Project Task: Week 4

Data Modeling:

  1. Build a linear Regression model to predict the total monthly expenditure for home mortgages loan. Please refer ‘deplotment_RE.xlsx’. Column hc_mortgage_mean is predicted variable. This is the mean monthly mortgage and owner costs of specified geographical location. Note: Exclude loans from prediction model which have NaN (Not a Number) values for hc_mortgage_mean.

    a) Run a model at a Nation level. If the accuracy levels and R square are not satisfactory proceed to below step.

    b) Run another model at State level. There are 52 states in USA.

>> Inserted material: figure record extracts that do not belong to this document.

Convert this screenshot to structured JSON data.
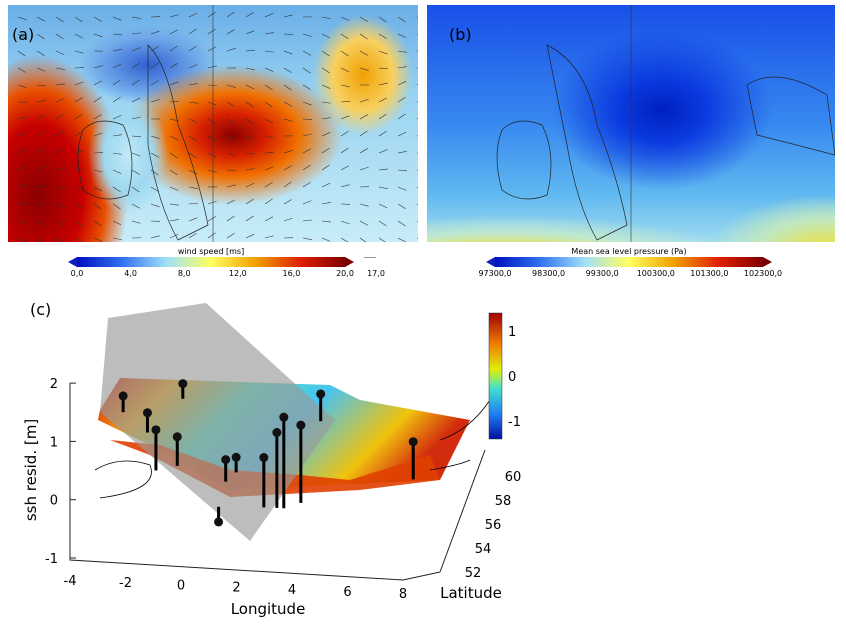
{
  "chart_data": [
    {
      "type": "heatmap",
      "panel_label": "(a)",
      "colorbar": {
        "title": "wind speed [ms]",
        "ticks": [
          "0,0",
          "4,0",
          "8,0",
          "12,0",
          "16,0",
          "20,0"
        ],
        "range": [
          0,
          20
        ]
      },
      "vector_legend": "17,0",
      "colors": {
        "low": "#0010c0",
        "mid": "#ffff60",
        "high": "#800000"
      }
    },
    {
      "type": "heatmap",
      "panel_label": "(b)",
      "colorbar": {
        "title": "Mean sea level pressure (Pa)",
        "ticks": [
          "97300,0",
          "98300,0",
          "99300,0",
          "100300,0",
          "101300,0",
          "102300,0"
        ],
        "range": [
          97300,
          102300
        ]
      }
    },
    {
      "type": "scatter",
      "panel_label": "(c)",
      "xlabel": "Longitude",
      "ylabel": "Latitude",
      "zlabel": "ssh resid. [m]",
      "xticks": [
        -4,
        -2,
        0,
        2,
        4,
        6,
        8
      ],
      "yticks": [
        52,
        54,
        56,
        58,
        60
      ],
      "zticks": [
        -1,
        0,
        1,
        2
      ],
      "colorbar": {
        "ticks": [
          1,
          0,
          -1
        ],
        "range": [
          -1.4,
          1.4
        ]
      },
      "stations": [
        {
          "lon": -2.95,
          "lat": 59.5,
          "ssh": 0.28
        },
        {
          "lon": -1.9,
          "lat": 57.9,
          "ssh": 0.34
        },
        {
          "lon": -1.26,
          "lat": 54.8,
          "ssh": 0.7
        },
        {
          "lon": -0.54,
          "lat": 55.25,
          "ssh": 0.5
        },
        {
          "lon": -0.94,
          "lat": 60.8,
          "ssh": 0.26
        },
        {
          "lon": 1.33,
          "lat": 54.1,
          "ssh": 0.38
        },
        {
          "lon": 1.62,
          "lat": 54.9,
          "ssh": 0.26
        },
        {
          "lon": 2.92,
          "lat": 52.1,
          "ssh": 0.86
        },
        {
          "lon": 3.39,
          "lat": 52.1,
          "ssh": 1.3
        },
        {
          "lon": 3.64,
          "lat": 52.1,
          "ssh": 1.57
        },
        {
          "lon": 4.2,
          "lat": 52.6,
          "ssh": 1.34
        },
        {
          "lon": 4.18,
          "lat": 59.4,
          "ssh": 0.47
        },
        {
          "lon": 8.0,
          "lat": 54.9,
          "ssh": 0.65
        },
        {
          "lon": 1.3,
          "lat": 52.0,
          "ssh": -0.26
        }
      ]
    }
  ]
}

    c) Keep below considerations while building a linear regression model. Data Modeling :

    • Variables should have significant impact on predicting Monthly mortgage and owner costs

    • Utilize all predictor variable to start with initial hypothesis

    • R square of 60 percent and above should be achieved

    • Ensure Multi-collinearity does not exist in dependent variables

    • Test if predicted variable is normally distributed

Data Reporting:

  1. Create a dashboard in tableau by choosing appropriate chart types and metrics useful for the business. The dashboard must entail the following:

a) Box plot of distribution of average rent by type of place (village, urban, town, etc.).

b) Pie charts to show overall debt and bad debt.

c) Explore the top 2,500 locations where the percentage of households with a second mortgage is the highest and percent ownership is above 10 percent. Visualize using geo-map.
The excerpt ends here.